Sœur Vitaline ne voit rien

La première des religieuses qu’elle rencontra fut sœur Vitaline. Instruite de l’événement, celle- ci interrompit la lecture de son office, se rendit devant la grange, et après avoir regardé dans la partie du ciel indiquée, déclara qu’elle n’y voyait pas la belle Dame. Les enfants, surpris et chagrinés de cette déclaration, insistèrent plus vivement que jamais. Ils ne s’expliquaient pas que la bonne sœur Vitaline ne distinguât rien de ce qu’ils voyaient si clairement. Mais ils eurent beau faire, beau insister, beau dépeindre l’apparition, sœur Vitaline répondit à toutes les questions qu’elle ne voyait absolument rien.

Poursuivre la Lecture

Après quoi elle s’en alla, reconduite par Victoire Barbedette.
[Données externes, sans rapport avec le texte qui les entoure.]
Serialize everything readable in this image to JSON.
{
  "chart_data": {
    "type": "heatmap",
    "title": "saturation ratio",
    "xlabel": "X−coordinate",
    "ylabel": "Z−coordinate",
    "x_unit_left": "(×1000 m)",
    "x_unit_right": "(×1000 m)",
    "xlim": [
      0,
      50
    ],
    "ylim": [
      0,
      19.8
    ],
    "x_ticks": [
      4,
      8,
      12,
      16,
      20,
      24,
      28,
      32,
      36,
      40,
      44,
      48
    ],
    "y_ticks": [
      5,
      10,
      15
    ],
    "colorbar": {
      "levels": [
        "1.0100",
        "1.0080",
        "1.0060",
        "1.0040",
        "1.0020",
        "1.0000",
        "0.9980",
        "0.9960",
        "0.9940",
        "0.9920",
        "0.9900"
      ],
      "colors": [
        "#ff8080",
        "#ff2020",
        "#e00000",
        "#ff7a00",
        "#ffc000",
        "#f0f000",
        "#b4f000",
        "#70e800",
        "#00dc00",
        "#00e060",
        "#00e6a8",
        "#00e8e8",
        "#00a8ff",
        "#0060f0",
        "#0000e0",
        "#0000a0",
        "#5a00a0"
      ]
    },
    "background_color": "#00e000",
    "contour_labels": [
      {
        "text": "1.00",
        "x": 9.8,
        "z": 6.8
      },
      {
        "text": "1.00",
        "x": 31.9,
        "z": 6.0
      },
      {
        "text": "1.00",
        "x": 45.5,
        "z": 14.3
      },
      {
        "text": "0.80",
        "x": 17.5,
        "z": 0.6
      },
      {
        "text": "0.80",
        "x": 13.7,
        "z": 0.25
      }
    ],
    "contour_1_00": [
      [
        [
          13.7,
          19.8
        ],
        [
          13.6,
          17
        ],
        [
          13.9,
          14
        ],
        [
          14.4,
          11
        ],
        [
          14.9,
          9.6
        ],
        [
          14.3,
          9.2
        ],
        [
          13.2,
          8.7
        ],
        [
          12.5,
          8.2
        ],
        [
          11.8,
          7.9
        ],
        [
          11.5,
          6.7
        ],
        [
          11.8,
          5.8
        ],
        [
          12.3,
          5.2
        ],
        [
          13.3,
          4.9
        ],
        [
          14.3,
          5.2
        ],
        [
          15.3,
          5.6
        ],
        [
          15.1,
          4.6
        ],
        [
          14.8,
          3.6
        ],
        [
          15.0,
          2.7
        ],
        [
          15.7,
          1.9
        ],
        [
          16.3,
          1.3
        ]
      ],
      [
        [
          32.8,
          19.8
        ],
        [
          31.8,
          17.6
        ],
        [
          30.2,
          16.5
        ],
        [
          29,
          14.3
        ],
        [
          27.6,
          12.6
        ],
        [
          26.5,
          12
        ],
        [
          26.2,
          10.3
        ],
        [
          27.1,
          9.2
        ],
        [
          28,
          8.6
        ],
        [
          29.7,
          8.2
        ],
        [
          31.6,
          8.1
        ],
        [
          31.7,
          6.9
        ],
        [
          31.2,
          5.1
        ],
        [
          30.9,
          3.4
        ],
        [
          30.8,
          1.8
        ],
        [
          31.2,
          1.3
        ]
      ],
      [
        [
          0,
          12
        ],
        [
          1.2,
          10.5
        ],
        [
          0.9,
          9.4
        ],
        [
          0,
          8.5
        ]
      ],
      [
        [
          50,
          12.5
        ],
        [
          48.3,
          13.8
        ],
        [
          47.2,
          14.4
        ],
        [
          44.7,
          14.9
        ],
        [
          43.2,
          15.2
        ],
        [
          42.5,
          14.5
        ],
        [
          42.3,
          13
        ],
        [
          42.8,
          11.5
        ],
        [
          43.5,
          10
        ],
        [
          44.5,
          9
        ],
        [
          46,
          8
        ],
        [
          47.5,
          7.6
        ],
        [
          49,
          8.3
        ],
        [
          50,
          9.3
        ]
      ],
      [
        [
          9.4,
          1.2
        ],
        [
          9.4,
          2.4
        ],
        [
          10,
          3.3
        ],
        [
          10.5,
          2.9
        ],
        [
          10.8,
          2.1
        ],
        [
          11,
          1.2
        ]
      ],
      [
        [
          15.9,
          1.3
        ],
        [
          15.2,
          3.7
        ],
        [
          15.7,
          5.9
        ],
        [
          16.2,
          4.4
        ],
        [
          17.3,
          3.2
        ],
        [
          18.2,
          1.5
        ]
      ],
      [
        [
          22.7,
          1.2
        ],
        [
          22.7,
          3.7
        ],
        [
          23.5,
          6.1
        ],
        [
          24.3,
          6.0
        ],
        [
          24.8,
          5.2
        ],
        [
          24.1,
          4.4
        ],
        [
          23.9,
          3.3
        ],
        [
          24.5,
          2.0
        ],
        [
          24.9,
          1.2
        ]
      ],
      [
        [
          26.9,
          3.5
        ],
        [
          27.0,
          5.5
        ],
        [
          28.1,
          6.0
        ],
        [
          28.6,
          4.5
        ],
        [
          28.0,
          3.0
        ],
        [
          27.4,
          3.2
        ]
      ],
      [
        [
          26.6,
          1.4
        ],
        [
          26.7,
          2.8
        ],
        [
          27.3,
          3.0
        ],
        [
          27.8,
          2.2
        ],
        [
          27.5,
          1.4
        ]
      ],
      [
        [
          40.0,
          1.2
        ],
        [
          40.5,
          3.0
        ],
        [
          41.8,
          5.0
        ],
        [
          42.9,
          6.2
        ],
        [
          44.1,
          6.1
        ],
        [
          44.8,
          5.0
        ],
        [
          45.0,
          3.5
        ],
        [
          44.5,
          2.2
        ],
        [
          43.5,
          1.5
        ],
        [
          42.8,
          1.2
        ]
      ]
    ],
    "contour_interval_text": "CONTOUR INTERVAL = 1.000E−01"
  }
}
Trois petites filles étaient encore à l’école. La bonne sœur, à qui les choses de Dieu étaient connues, eut une heureuse inspiration. Elle appela les trois petites filles, et sans leur rien dire de la vision des enfants de Barbedette, elle les conduisit devant la grange. Une autre religieuse, sœur Marie-Edouard, ainsi que Victoire, les accompagnèrent. Les petites filles ne furent pas plus tôt arrivées devant la porte de la grange que deux d’entre elles s’écrièrent :

« Nous voyons une belle grande Dame ».

Et elles dépeignirent l’apparition dans les mêmes termes que les enfants de Barbedette. Frappées de ce concert, les religieuses prévinrent le curé. Le vénérable pasteur, en apprenant cette nouvelle, fut frappé d’une teneur religieuse et ému jusqu’aux larmes. Âme naïve, innocente, humble et pure, la pensée d’une manifestation divine le jeta dans un saint effroi, adouci pourtant par un profond sentiment de reconnaissance. Quelque temps immobile sous le poids de l’émotion qui l’accablait, le vieux serviteur de Jésus-Christ finit cependant par recueillir ses forces et se diriger vers la maison de Barbedette. Il y arriva avec beaucoup d’autres personnes de sa paroisse, car déjà le bruit du merveilleux événement faisait le tour du hameau. Mais ni le vénérable pasteur, ni les religieuses, ni aucune des grandes personnes présentes ne voyaient rien, les enfants seuls voyaient de suite la belle Dame, lin d’entre eux, Eugène Friscau, âgé de six ans, déclara voir tout ce que les petits garçons et les petites filles dont nous avons parlé ne se lassaient pas d’admirer. Une autre, une toute petite fillette, qui était dans sa troisième année et que sa mère tenait dans ses bras, entra dans une charmante ivresse à la vue de la belle Dame qu’elle appelait le Jésus, en souvenir du beau portrait que sa mère lui avait fait du divin Enfant. Elle ne pouvait en détacher ses regards, et en signe de joie et de bonheur, elle battait ses petites mains roses, comme l’oiselet fait de ses ailes à l’approche de sa mère. Ensuite les enfants virent un cercle ovale d’un bleu foncé se dessiner autour de l’apparition. Quatre cierges, deux de chaque côté, étaient fixés à l’intérieur du cercle bleu. Ils virent aussi apparaître une croix rouge sur la poitrine de la Dame. À toutes ces marques, à tous ces caractères décrits d’une manière toujours concordante et toujours invariable par les enfants, le vénérable pasteur de Pontmain connut que la belle Dame n’était autre que la sainte Vierge.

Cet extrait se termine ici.